The rng selects the winning lottery ticket. Only the winner can claim their winnings.if you won, then you would claim your winnings. If someone else won, they would claim it.
B
18:55
Ben
Then the documentation is outdated?
J
18:55
Josh
She wouldn't contribute 10 of 40, the original owner of the chain (call him Bob) would grant her 10. If the probabily space was from 0 to 40, and the RNG number came up as 8, she would win the whole 40 VEO.
B
18:56
Ben
@jmharvey is there only one original owner then? In the sense, someone creates a sortition chain, then grants probability space to each participant?
Z
18:56
Zack
In reply to this message
Anyone can own lottery tickets in a sortition chain.

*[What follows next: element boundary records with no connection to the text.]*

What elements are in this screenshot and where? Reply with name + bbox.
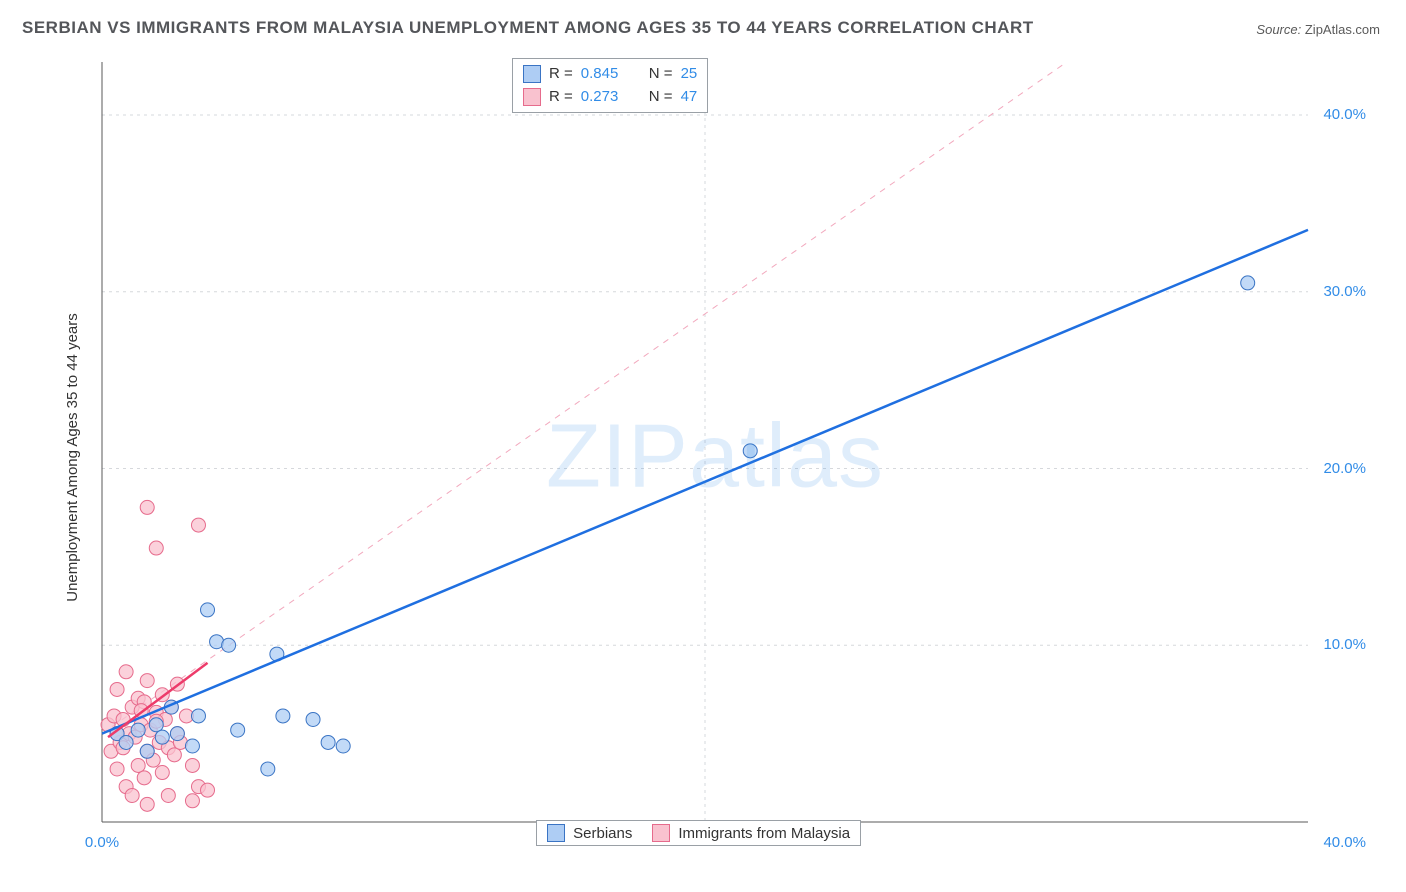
stats-row: R = 0.845 N = 25 bbox=[523, 63, 697, 86]
stat-n-value: 47 bbox=[681, 86, 698, 109]
stat-r-value: 0.845 bbox=[581, 63, 631, 86]
legend-label: Immigrants from Malaysia bbox=[678, 825, 850, 842]
axis-tick-label: 30.0% bbox=[1323, 283, 1366, 300]
source-citation: Source: ZipAtlas.com bbox=[1256, 22, 1380, 37]
chart-title: SERBIAN VS IMMIGRANTS FROM MALAYSIA UNEM… bbox=[22, 18, 1034, 38]
legend-item: Serbians bbox=[547, 824, 632, 842]
axis-tick-label: 10.0% bbox=[1323, 636, 1366, 653]
legend-label: Serbians bbox=[573, 825, 632, 842]
source-value: ZipAtlas.com bbox=[1305, 22, 1380, 37]
scatter-plot-svg bbox=[92, 52, 1378, 862]
stat-n-label: N = bbox=[649, 86, 673, 109]
legend-item: Immigrants from Malaysia bbox=[652, 824, 850, 842]
axis-tick-label: 0.0% bbox=[85, 834, 119, 851]
axis-tick-label: 40.0% bbox=[1323, 834, 1366, 851]
stat-n-label: N = bbox=[649, 63, 673, 86]
stat-n-value: 25 bbox=[681, 63, 698, 86]
correlation-stats-box: R = 0.845 N = 25 R = 0.273 N = 47 bbox=[512, 58, 708, 113]
series-legend: Serbians Immigrants from Malaysia bbox=[536, 820, 861, 846]
legend-swatch bbox=[523, 88, 541, 106]
legend-swatch bbox=[652, 824, 670, 842]
stat-r-label: R = bbox=[549, 86, 573, 109]
y-axis-label: Unemployment Among Ages 35 to 44 years bbox=[64, 313, 81, 602]
axis-tick-label: 40.0% bbox=[1323, 106, 1366, 123]
axis-tick-label: 20.0% bbox=[1323, 460, 1366, 477]
stats-row: R = 0.273 N = 47 bbox=[523, 86, 697, 109]
y-axis-label-wrap: Unemployment Among Ages 35 to 44 years bbox=[52, 52, 92, 862]
stat-r-value: 0.273 bbox=[581, 86, 631, 109]
stat-r-label: R = bbox=[549, 63, 573, 86]
legend-swatch bbox=[523, 65, 541, 83]
source-label: Source: bbox=[1256, 22, 1301, 37]
legend-swatch bbox=[547, 824, 565, 842]
chart-area: Unemployment Among Ages 35 to 44 years Z… bbox=[52, 52, 1378, 862]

Anyone with lottery tickets, they are recorded in the sortition ownership tree.
B
18:57
Ben
Zack when it says tickets are divisible, can I divide a ticket I purchased, and give a portion of my tickets to you?
Z
18:57
Zack
In reply to this message
Yes. Committing means a sortition-block-tx where they put a signed merkle root on-chain.
B
18:58
Ben
In reply to this message
Do they each individually put a signed merkle root on-chain? Meaning if there is 10 Validators, you get 10 distinct transactions?
Z
18:58
Zack
In reply to this message
It is a single sortition-block-tx that contains all their signatures.
18:59
In reply to this message
Yes.
B
18:59
Ben
Who broadcasts it? How is it determined that they have all signed it for broadcast?
Z
19:00
Zack
In reply to this message
Right.
Unless she is owning stable bitcoin or some other smart contract.